TEMPO.CO, Jakarta - PT Perusahaan Gas Negara Tbk (PGN) menjamin harga gas di tingkat konsumen akan lebih murah setelah proses akuisisi 51 persen saham PT Pertamina Gas (Pertagas) rampung.
"Tapi kami hari ini belum bisa berjanji seberapa besar ada penurunan harga," kata Direktur Utama PGN Jobi Triananda Hasjim dalam konferensi pers di Jakarta, Selasa, 3 Juli 2018.
Baca juga: Holding BUMN Migas Dinilai Akan Permudah Pengendalian Gas
Jobi mengatakan penurunan harga gas merupakan perintah langsung dari Menteri Energi dan Sumber Daya Mineral (ESDM). Tapi, PGN masih mencari celah pada bisnis hulu dan hilir untuk mencari potensi penurunan harga. "Saat ini kami masih mengupayakan harga yang optimal untuk badan usaha dan pemerintah."
Saat ini, harga gas terutama untuk kalangan industri dikeluhkan karena harganya yang masih tinggi. Jika pada 2013 harga gas alam mencapai US$ 1,58 per million british thermal unit (MMBTU), maka pada Maret 2018 sudah mencapai US$ 2,73 per mmbtu.
Simak pula: PGN Cari Pinjaman Rp 11,06 Triliun demi Akuisisi Pertagas
Ketua Forum Industri Pengguna Gas Bumi (FIPGB) Achmad Safiun mengatakan produk nasional sebenarnya memiliki potensi yang kuat untuk merajai pasar Asia Tenggara apabila harganya lebih kompetitif. Namun, kesempatan itu terganjal oleh harga gas yang masih tinggi yang membuat ongkos produksi meningkat.
Sebelumnya, PGN dengan kode emiten PGAS ini secara resmi mengakuisisi Pertamina Gas setelah menandatangani Conditional Sales Purchase Agreement (CSPA) pada Jumat, 29 Juni 2018. "Untuk sementara, skema integrasi adalah akuisisià," ujar Deputi Bidang Jasa Usaha Pertambangan, Industri Strategis, dan Media, Kementerian BUMN Fajar Harry Sampurno saat itu.
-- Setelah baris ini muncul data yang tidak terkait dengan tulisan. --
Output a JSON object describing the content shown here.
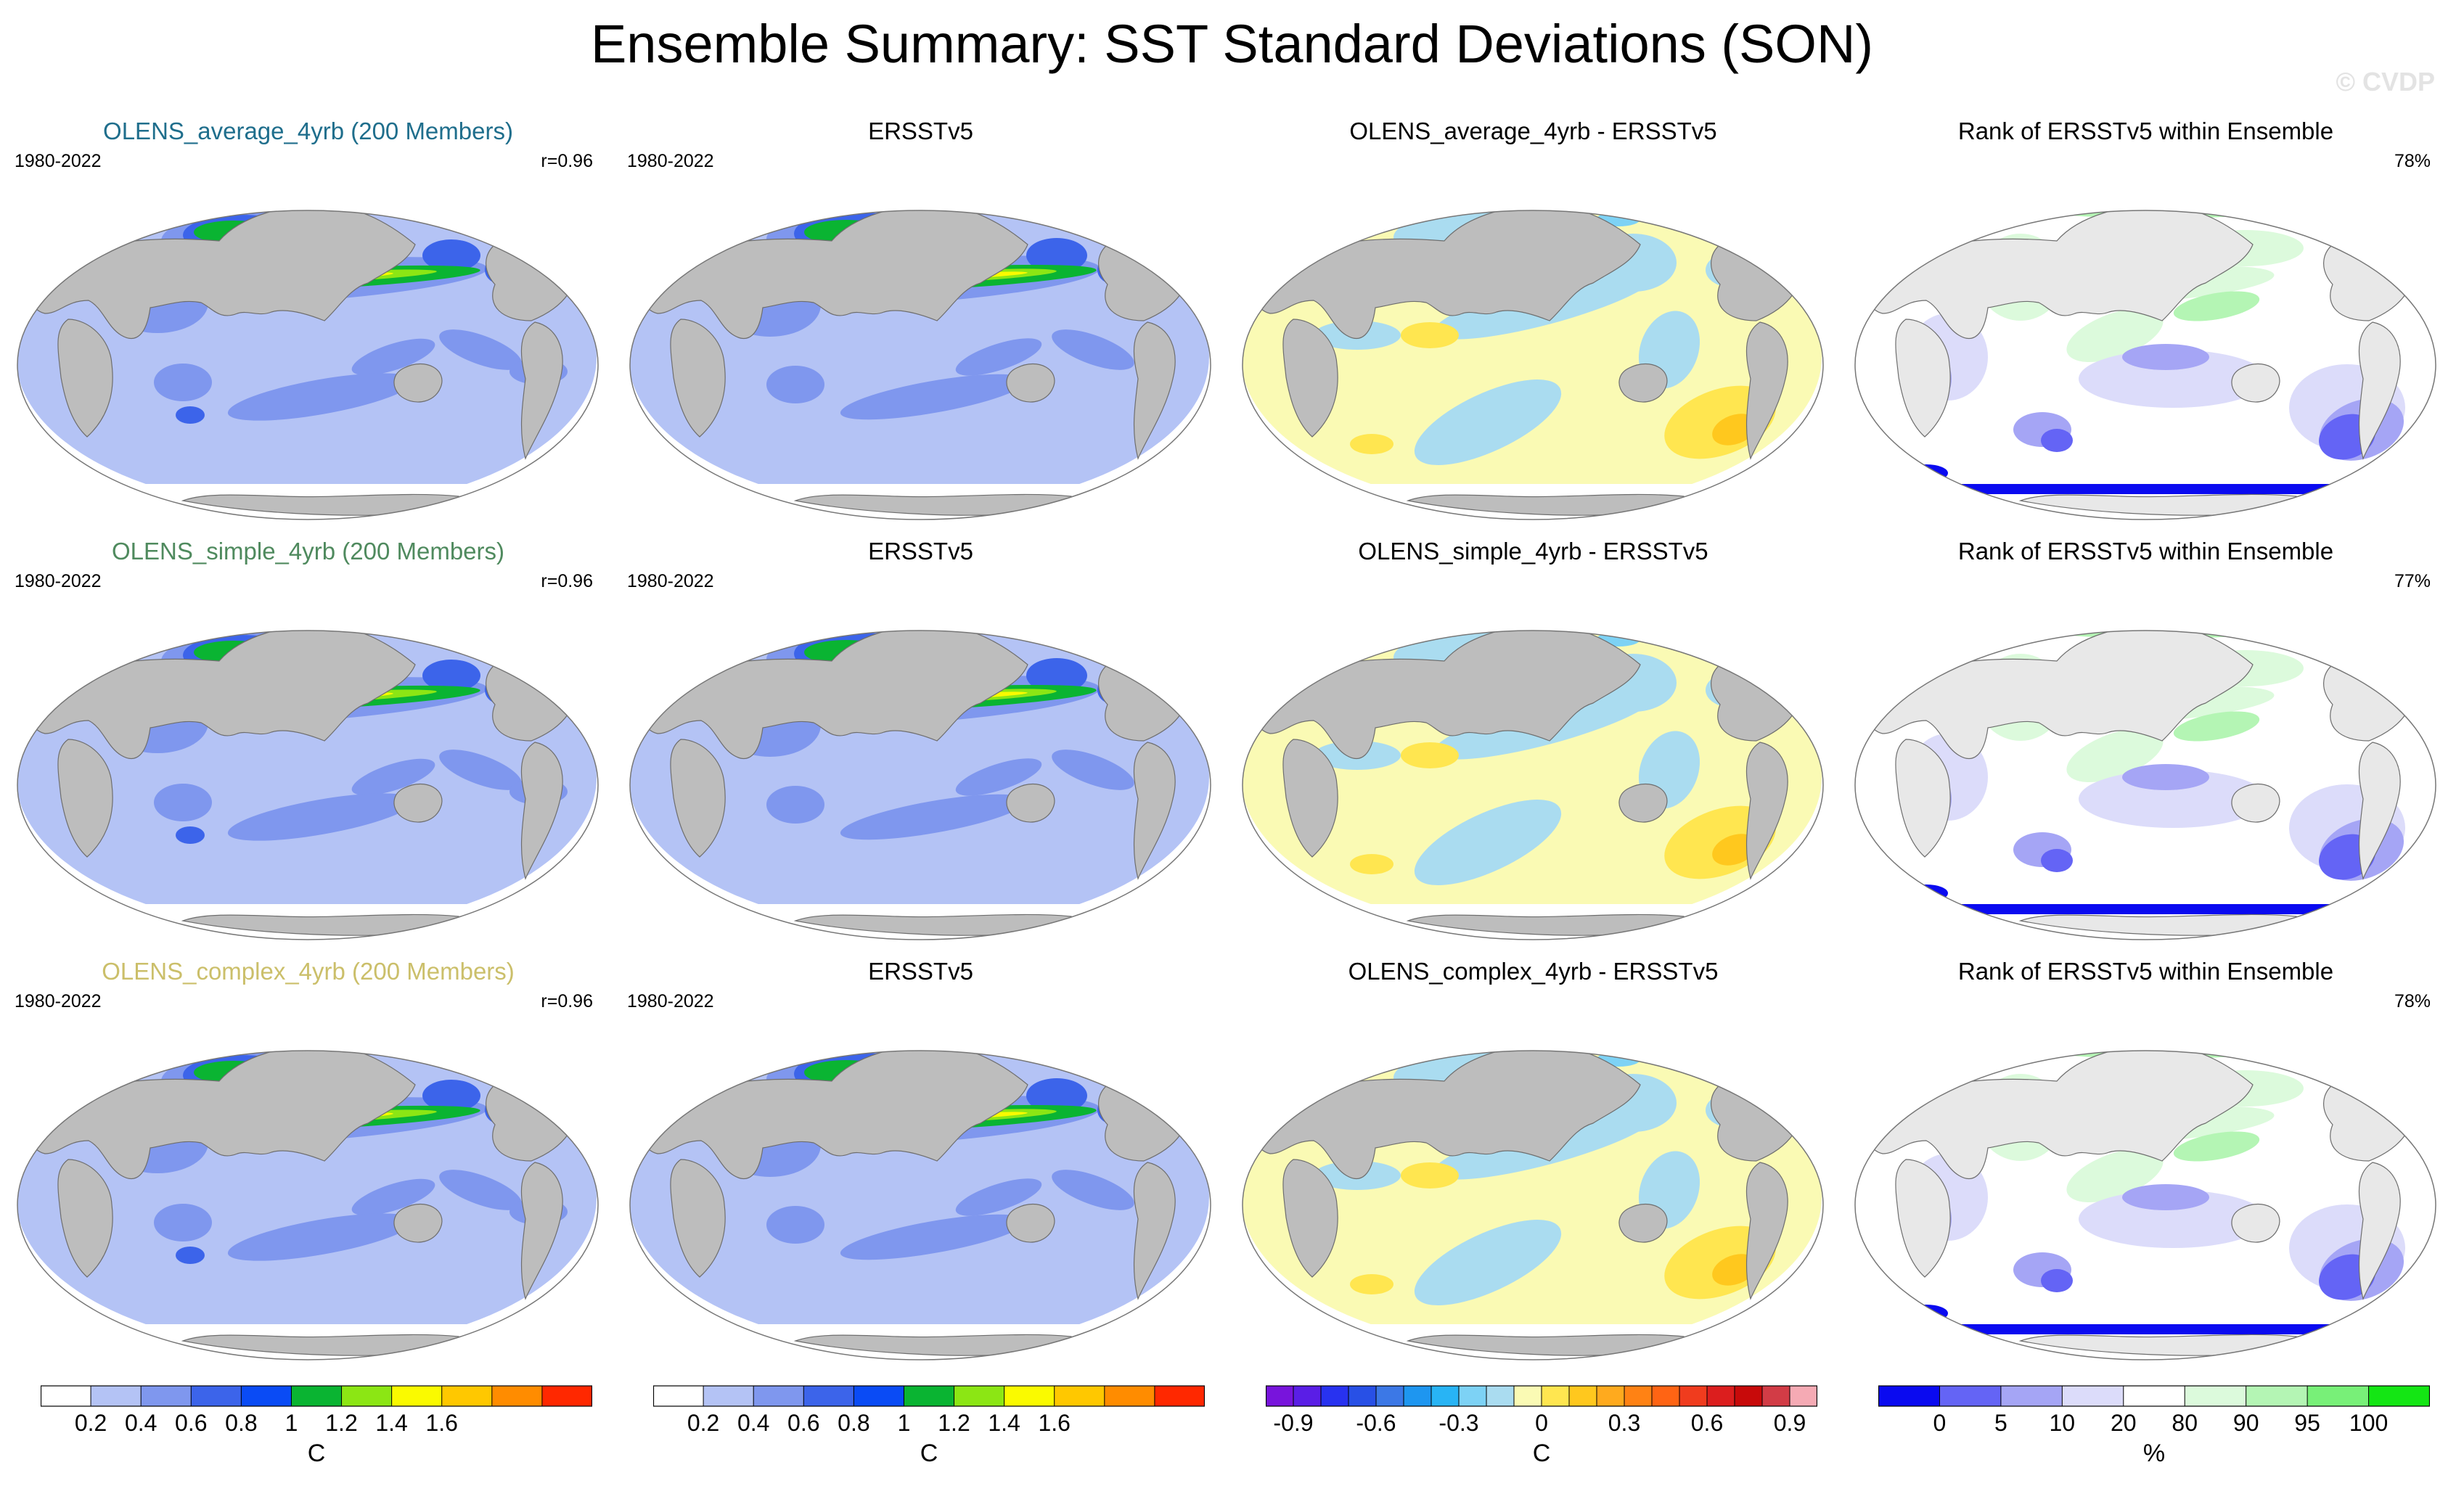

Meski begitu, Jobi memastikan dalam jangka pendek, akuisisi Pertagas oleh PGN ini akan mampu mewujudkan penghematan biaya investasi atau capital expenditure dan mempercepat pembukaan pasar baru. Dengan demikian, mata rantai distribusi gas juga bisa lebih efisien sehingga menjamin ketersediaan pasokan gas bagi konsumen.